Existing research on phosphorus-lowering in CKD predominantly focuses on dialysis patients and intermediate biomarkers like serum phosphorus and PTH, lacking evidence on hard clinical outcomes such as ESRD progression or mortality in non-dialysis CKD. With limited supporting evidence in KDIGO guidelines, this study systematically evaluates active phosphate-lowering on mortality and renal progression in this population.

Methods

This study identified and included eligible RCTs from Chinese and English databases up to August 2025, including CNKI, Wanfang, VIP, CBM, Cochrane, Embase, Medline, and PubMed.

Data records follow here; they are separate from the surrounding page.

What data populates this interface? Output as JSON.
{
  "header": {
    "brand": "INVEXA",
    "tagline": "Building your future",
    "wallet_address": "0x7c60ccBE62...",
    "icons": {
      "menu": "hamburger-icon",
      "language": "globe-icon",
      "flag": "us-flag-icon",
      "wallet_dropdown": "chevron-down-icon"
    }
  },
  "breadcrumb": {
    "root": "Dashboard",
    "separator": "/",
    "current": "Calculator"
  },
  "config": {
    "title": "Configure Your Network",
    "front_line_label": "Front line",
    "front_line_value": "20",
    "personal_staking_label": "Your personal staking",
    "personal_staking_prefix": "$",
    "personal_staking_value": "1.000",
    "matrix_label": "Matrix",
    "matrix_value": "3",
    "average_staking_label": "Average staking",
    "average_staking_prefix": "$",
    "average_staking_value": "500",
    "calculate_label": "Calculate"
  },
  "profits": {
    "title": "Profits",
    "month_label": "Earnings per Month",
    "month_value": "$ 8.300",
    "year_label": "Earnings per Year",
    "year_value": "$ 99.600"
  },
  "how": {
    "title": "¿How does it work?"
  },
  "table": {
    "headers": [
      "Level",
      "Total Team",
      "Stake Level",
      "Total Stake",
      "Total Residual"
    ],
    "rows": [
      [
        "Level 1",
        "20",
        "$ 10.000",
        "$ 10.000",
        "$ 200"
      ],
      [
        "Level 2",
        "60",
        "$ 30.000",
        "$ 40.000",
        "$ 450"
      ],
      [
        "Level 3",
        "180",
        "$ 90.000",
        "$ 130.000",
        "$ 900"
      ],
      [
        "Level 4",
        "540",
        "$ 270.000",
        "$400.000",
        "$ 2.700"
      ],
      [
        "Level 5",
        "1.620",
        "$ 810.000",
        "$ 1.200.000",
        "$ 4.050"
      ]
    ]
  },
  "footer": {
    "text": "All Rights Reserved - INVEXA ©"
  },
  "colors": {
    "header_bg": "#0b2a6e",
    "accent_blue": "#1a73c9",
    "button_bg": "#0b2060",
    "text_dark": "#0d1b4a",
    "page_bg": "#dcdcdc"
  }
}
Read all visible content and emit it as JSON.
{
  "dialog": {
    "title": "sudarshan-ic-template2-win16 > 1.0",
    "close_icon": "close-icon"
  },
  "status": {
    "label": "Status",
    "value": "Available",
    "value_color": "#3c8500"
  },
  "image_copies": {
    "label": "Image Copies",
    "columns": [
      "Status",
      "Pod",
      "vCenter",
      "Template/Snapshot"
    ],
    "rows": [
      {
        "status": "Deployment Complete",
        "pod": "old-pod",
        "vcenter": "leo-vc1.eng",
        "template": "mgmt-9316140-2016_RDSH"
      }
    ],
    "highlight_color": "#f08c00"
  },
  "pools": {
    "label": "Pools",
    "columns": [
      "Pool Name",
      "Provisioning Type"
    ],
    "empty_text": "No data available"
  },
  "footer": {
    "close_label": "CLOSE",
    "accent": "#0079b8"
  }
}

Methodologically, it innovatively categorized subjects into "greater reduction" and "smaller reduction" groups based on actual achieved serum phosphate reduction, rather than by intervention type, to directly evaluate the relationship between phosphorus-lowering efficacy and clinical outcomes (mortality and dialysis).

Results

A total of 27 randomized controlled trials were included, involving 3149 non-dialysis CKD patients. Meta-analysis shows that actively reducing serum phosphorus can significantly delay the progression of renal function in non-dialysis CKD patients, reduce their all-cause mortality rate (RR, 0.52; 95% CI 0.35–0.75; heterogeneity I2 = 0%), and lower the risk of entering dialysis (RR, 0.60; 95% CI 0.48–0.75; heterogeneity I2 = 0%).

Conclusion

The results of the meta-analysis suggest that for non-dialysis CKD patients, actively intensifying phosphate-lowering therapy can effectively delay disease progression, delay dialysis initiation, and reduce the risk of death. The research results provide important basis for individualized phosphorus management strategies for non-dialysis CKD patients, and provide strong data support for the recommendations of controlling serum phosphorus in the KDIGO guidelines.